Mathematicians Want to Fix Your Jet Lag—Fast

They've created a system that will tell you exactly how much light to get in order to fix your circadian rhythms

smithsonian.com

Light controls our circadian rhythm, the inner biological clock that tells us when to sleep and when to be awake. When we skip to a different time zone, our bodies no longer have the same light cues, and jet lag can turn an overseas jaunt into a nightmare of groggy days and alert, sleepless nights. But, with the right amount of light exposure, your body can adjust more quickly, and University of Michigan mathematicians have figured out how to calculate exactly how much light you need to beat back jet lag as quickly as possible. 

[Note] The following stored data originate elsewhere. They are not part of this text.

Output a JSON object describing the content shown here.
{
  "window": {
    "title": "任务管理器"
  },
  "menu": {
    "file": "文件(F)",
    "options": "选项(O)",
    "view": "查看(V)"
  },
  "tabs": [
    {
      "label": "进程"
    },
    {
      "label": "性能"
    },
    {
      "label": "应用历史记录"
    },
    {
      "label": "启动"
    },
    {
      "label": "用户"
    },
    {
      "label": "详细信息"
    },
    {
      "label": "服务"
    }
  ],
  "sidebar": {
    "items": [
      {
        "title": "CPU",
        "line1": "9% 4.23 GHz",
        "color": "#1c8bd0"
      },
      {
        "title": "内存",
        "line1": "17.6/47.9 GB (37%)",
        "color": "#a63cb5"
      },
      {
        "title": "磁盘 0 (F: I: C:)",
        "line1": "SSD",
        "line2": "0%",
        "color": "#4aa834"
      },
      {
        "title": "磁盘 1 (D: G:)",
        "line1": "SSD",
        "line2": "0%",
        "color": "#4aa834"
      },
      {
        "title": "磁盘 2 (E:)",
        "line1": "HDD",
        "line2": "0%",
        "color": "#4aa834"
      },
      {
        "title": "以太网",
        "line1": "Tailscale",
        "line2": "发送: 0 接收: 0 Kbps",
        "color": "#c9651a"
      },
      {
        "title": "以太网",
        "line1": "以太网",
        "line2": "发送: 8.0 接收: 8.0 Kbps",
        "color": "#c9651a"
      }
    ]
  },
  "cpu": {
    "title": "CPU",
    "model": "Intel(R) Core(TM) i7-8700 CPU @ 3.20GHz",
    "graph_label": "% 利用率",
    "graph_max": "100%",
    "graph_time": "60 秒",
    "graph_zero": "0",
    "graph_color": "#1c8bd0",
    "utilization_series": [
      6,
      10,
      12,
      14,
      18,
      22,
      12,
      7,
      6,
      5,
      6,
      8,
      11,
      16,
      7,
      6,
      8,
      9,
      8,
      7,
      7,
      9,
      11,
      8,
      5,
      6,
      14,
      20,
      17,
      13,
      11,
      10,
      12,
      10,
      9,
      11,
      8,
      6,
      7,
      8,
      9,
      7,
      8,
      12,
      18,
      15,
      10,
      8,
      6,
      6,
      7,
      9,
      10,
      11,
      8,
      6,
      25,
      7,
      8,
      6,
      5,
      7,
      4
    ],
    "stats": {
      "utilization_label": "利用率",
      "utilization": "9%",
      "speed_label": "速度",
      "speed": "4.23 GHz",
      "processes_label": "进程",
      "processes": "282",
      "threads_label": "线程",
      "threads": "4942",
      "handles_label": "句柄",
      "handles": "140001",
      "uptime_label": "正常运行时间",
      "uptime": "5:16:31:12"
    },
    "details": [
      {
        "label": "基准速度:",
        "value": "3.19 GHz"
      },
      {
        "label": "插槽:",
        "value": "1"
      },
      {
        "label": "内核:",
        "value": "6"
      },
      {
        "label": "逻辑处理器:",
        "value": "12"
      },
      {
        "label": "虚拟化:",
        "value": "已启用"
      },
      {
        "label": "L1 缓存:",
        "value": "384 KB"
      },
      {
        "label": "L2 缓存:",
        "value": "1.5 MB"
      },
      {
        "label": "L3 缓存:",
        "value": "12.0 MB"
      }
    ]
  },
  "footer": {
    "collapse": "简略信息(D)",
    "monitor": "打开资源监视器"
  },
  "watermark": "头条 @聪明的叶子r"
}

The researchers, Danny Forger and Olivia Walch, have created an iOS app called Entrain, which allows users to input details of their trip, including duration, time zone, and how much light they can reasonably expect to be exposed to over the course of their journey. The app then comes up with a customised schedule for the user, showing when the traveler needs to spend time exposed to bright light or in dark, dim environments. 

From NPR:

Think about flying from the East Coast of the U.S. to Japan, says Dr. Elizabeth Klerman, a sleep medicine and disorder researcher at Harvard Medical School. You can fly through each time zone one by one and have your circadian clock slowly adjust, or you can do what airplanes do.

"They basically fly up to the North Pole and skip across multiple time zones and then go back down again rather than having to cross each intermediate time zone," Klerman, who wasn't involved in the study, says. "Well, the equations that Forger used are able help you skip across time zones."

The app is free to use, but staying on its schedule might require some small additional investments. If you have to be outside in the sun when Entrain tells you you need to be in low light, pink-tinted glasses could help you adjust faster. A therapeutic light (like the kind used to treat seasonal affective disorder) could help when you need light at night.